The U.S. Supreme Court will hear oral arguments in the case of McCutcheon v. Federal Election Commission on Oct. 8. According to Harvard Law School professor Lawrence Lessig, this case will mark the social networking and microblogging website Tumblr’s first foray into the legal realm.
The content of “‘Corruption,’ originally.” was attached as an appendix to the amicus brief Lessig authored on behalf of the FEC, dealing with constitutional definitions of corruption and free speech rights.
The guarantee of free speech is probably one of the only amendments you actually know, unless you’re a political science major or happen to have a really good memory of your eighth grade social studies flash cards.
Freedom of speech, freedom of press and freedom of religion: These are freedoms that have been a staple of the American ethos since its foundation.
But free speech has started to change, and we’re all still struggling to adapt.
Last week, the U.S. Court of Appeals for the Fourth Circuit ruled that the pages you “like” on Facebook are considered to be protected speech under the Constitution. Six employees of a Virginia sheriff’s office were fired in 2009 for “liking” the page of their boss’s opposing candidate for sheriff.
For the employees who lost their jobs, the ruling is great news. But it also indicates a growing gray area for free speech — with social media having become a staple of our culture, more and more content than ever is being posted online for the public to see. And those who use social media walk a fine line between expressing free speech and going overboard.

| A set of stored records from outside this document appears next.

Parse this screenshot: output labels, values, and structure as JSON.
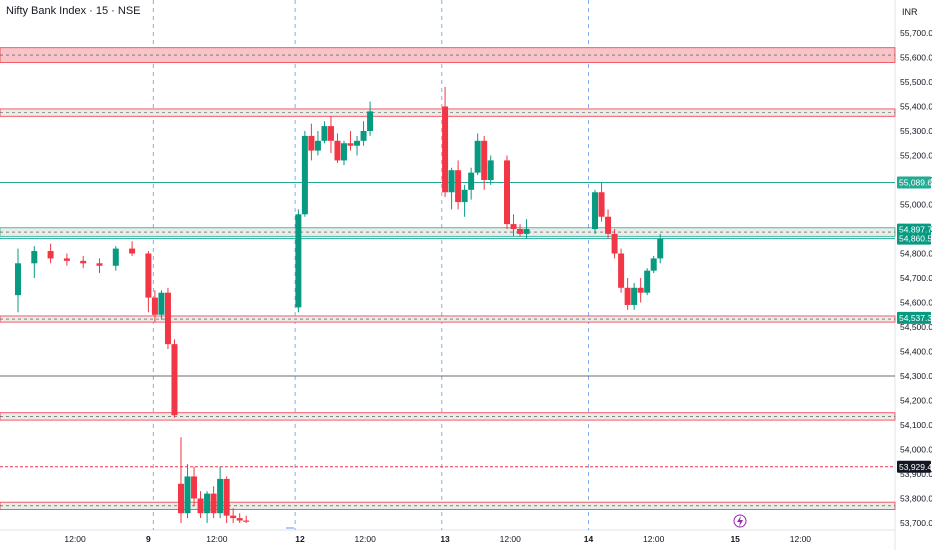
{
  "header": {
    "title": "Nifty Bank Index · 15 · NSE",
    "currency": "INR"
  },
  "colors": {
    "bull": "#089981",
    "bear": "#f23645",
    "grid": "#5b9cf6",
    "zone_fill": "#f7c5c8",
    "zone_border": "#f23645",
    "sr_green": "#22ab94",
    "sr_red": "#f23645",
    "axis_text": "#131722"
  },
  "chart_data": {
    "type": "candlestick",
    "title": "Nifty Bank Index · 15 · NSE",
    "y_axis": {
      "ticks": [
        "55,700.00",
        "55,600.00",
        "55,500.00",
        "55,400.00",
        "55,300.00",
        "55,200.00",
        "55,100.00",
        "55,000.00",
        "54,900.00",
        "54,800.00",
        "54,700.00",
        "54,600.00",
        "54,500.00",
        "54,400.00",
        "54,300.00",
        "54,200.00",
        "54,100.00",
        "54,000.00",
        "53,900.00",
        "53,800.00",
        "53,700.00"
      ],
      "range": [
        53680,
        55760
      ]
    },
    "x_axis": {
      "ticks": [
        {
          "label": "12:00",
          "bold": false,
          "idx": 3.5
        },
        {
          "label": "9",
          "bold": true,
          "idx": 8
        },
        {
          "label": "12:00",
          "bold": false,
          "idx": 12.2
        },
        {
          "label": "12",
          "bold": true,
          "idx": 17.3
        },
        {
          "label": "12:00",
          "bold": false,
          "idx": 21.3
        },
        {
          "label": "13",
          "bold": true,
          "idx": 26.2
        },
        {
          "label": "12:00",
          "bold": false,
          "idx": 30.2
        },
        {
          "label": "14",
          "bold": true,
          "idx": 35
        },
        {
          "label": "12:00",
          "bold": false,
          "idx": 39
        },
        {
          "label": "15",
          "bold": true,
          "idx": 44
        },
        {
          "label": "12:00",
          "bold": false,
          "idx": 48
        }
      ],
      "day_separators": [
        8.3,
        17,
        26,
        35
      ]
    },
    "price_badges": [
      {
        "label": "55,089.65",
        "value": 55089.65,
        "color": "#22ab94"
      },
      {
        "label": "54,897.70",
        "value": 54897.7,
        "color": "#089981"
      },
      {
        "label": "54,860.55",
        "value": 54860.55,
        "color": "#089981"
      },
      {
        "label": "54,537.30",
        "value": 54537.3,
        "color": "#089981"
      },
      {
        "label": "53,929.45",
        "value": 53929.45,
        "color": "#131722"
      }
    ],
    "zones": [
      {
        "low": 55580,
        "high": 55640,
        "fill": "#f7c5c8",
        "border": "#f23645",
        "dashed": true
      },
      {
        "low": 55360,
        "high": 55390,
        "fill": "#e9ece8",
        "border": "#f23645",
        "dashed": true
      },
      {
        "low": 54870,
        "high": 54905,
        "fill": "#e9ece8",
        "border": "#22ab94",
        "dashed": true
      },
      {
        "low": 54520,
        "high": 54545,
        "fill": "#e9ece8",
        "border": "#f23645",
        "dashed": true
      },
      {
        "low": 54120,
        "high": 54150,
        "fill": "#e9ece8",
        "border": "#f23645",
        "dashed": true
      },
      {
        "low": 53755,
        "high": 53785,
        "fill": "#e9ece8",
        "border": "#f23645",
        "dashed": true
      }
    ],
    "levels": [
      {
        "value": 55089.65,
        "color": "#22ab94",
        "style": "solid"
      },
      {
        "value": 54860.55,
        "color": "#22ab94",
        "style": "solid"
      },
      {
        "value": 54300,
        "color": "#6b6b6b",
        "style": "solid"
      },
      {
        "value": 53929.45,
        "color": "#f23645",
        "style": "dashed"
      }
    ],
    "candles": [
      [
        54630,
        54820,
        54560,
        54760
      ],
      [
        54760,
        54830,
        54700,
        54810
      ],
      [
        54810,
        54840,
        54760,
        54780
      ],
      [
        54780,
        54800,
        54750,
        54770
      ],
      [
        54770,
        54790,
        54740,
        54760
      ],
      [
        54760,
        54780,
        54720,
        54750
      ],
      [
        54750,
        54830,
        54730,
        54820
      ],
      [
        54820,
        54850,
        54790,
        54800
      ],
      [
        54800,
        54810,
        54560,
        54620
      ],
      [
        54620,
        54650,
        54520,
        54550
      ],
      [
        54550,
        54650,
        54530,
        54640
      ],
      [
        54640,
        54660,
        54410,
        54430
      ],
      [
        54430,
        54450,
        54130,
        54140
      ],
      [
        53860,
        54050,
        53700,
        53740
      ],
      [
        53740,
        53940,
        53720,
        53890
      ],
      [
        53890,
        53930,
        53770,
        53800
      ],
      [
        53800,
        53830,
        53720,
        53740
      ],
      [
        53740,
        53830,
        53700,
        53820
      ],
      [
        53820,
        53850,
        53720,
        53740
      ],
      [
        53740,
        53930,
        53720,
        53880
      ],
      [
        53880,
        53890,
        53700,
        53730
      ],
      [
        53730,
        53760,
        53700,
        53720
      ],
      [
        53720,
        53740,
        53700,
        53710
      ],
      [
        53710,
        53730,
        53700,
        53705
      ],
      [
        54580,
        54980,
        54560,
        54960
      ],
      [
        54960,
        55300,
        54950,
        55280
      ],
      [
        55280,
        55330,
        55180,
        55220
      ],
      [
        55220,
        55300,
        55200,
        55260
      ],
      [
        55260,
        55340,
        55250,
        55320
      ],
      [
        55320,
        55360,
        55210,
        55260
      ],
      [
        55260,
        55290,
        55170,
        55180
      ],
      [
        55180,
        55260,
        55160,
        55250
      ],
      [
        55250,
        55300,
        55220,
        55240
      ],
      [
        55240,
        55280,
        55200,
        55260
      ],
      [
        55260,
        55340,
        55240,
        55300
      ],
      [
        55300,
        55420,
        55280,
        55380
      ],
      [
        55400,
        55480,
        55030,
        55050
      ],
      [
        55050,
        55150,
        54980,
        55140
      ],
      [
        55140,
        55180,
        54980,
        55010
      ],
      [
        55010,
        55080,
        54950,
        55060
      ],
      [
        55060,
        55150,
        55020,
        55130
      ],
      [
        55130,
        55290,
        55120,
        55260
      ],
      [
        55260,
        55280,
        55060,
        55100
      ],
      [
        55100,
        55200,
        55080,
        55180
      ],
      [
        55180,
        55200,
        54900,
        54920
      ],
      [
        54920,
        54960,
        54870,
        54900
      ],
      [
        54900,
        54920,
        54870,
        54880
      ],
      [
        54880,
        54940,
        54860,
        54900
      ],
      [
        54900,
        55060,
        54880,
        55050
      ],
      [
        55050,
        55090,
        54930,
        54950
      ],
      [
        54950,
        54980,
        54860,
        54880
      ],
      [
        54880,
        54900,
        54780,
        54800
      ],
      [
        54800,
        54820,
        54640,
        54660
      ],
      [
        54660,
        54700,
        54570,
        54590
      ],
      [
        54590,
        54680,
        54570,
        54660
      ],
      [
        54660,
        54700,
        54600,
        54640
      ],
      [
        54640,
        54740,
        54630,
        54730
      ],
      [
        54730,
        54790,
        54720,
        54780
      ],
      [
        54780,
        54880,
        54760,
        54860
      ]
    ],
    "candle_x_index": [
      0,
      1,
      2,
      3,
      4,
      5,
      6,
      7,
      8,
      8.4,
      8.8,
      9.2,
      9.6,
      10,
      10.4,
      10.8,
      11.2,
      11.6,
      12,
      12.4,
      12.8,
      13.2,
      13.6,
      14,
      17.2,
      17.6,
      18,
      18.4,
      18.8,
      19.2,
      19.6,
      20,
      20.4,
      20.8,
      21.2,
      21.6,
      26.2,
      26.6,
      27,
      27.4,
      27.8,
      28.2,
      28.6,
      29,
      30,
      30.4,
      30.8,
      31.2,
      35.4,
      35.8,
      36.2,
      36.6,
      37,
      37.4,
      37.8,
      38.2,
      38.6,
      39,
      39.4
    ]
  }
}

I’m a freshman, and I remember around this time last year we had a speaker come into my high school English class and give a lecture on how social media can affect whether we get into college or get a job.
The lecturer said that employers and admissions look at your Facebook or Twitter and judge your character based off of that. Worried that tweeting “damn” instead of “darn” would make the difference between getting into ASU or not, I cleaned up my social media. I began presenting myself as a professional when I was only 17 years old. It’s just become something we have to do.
Acting professional in all settings, in person and virtual, is fine but we need to draw a line of sorts. At what point does expressing myself online no longer find itself protected under the First Amendment?
A couple weeks ago, when the first Indian American was crowned Miss America, Twitter lit up with hateful speech. Racists came out of their 1890s caves and expressed their horrible sentiments in 140 characters — is this free speech? Are people allowed to basically hide behind a screen when they show their intolerance?
The line between free speech and hate speech is one that is incredibly blurred, but in reality nothing is going to change. It’s up to us to be rational and to keep the irrational in check. If we see a hateful tweet or post, call the sucker out on it.
Tell them how bigoted, rude or hateful they are. Let them know that while free speech is encouraged, it shouldn’t be abused.
In person, only so much speech is permitted, but on the Internet it’s tough to hold such people accountable. We have to take a stance to promote free speech and discourage hate speech.
Social media is a great medium to connect with the world, but it gives weak people an outlet to show how weak they are. It’s our job to protect the free speech our Founding Fathers had in mind when they added the guarantee to the Constitution.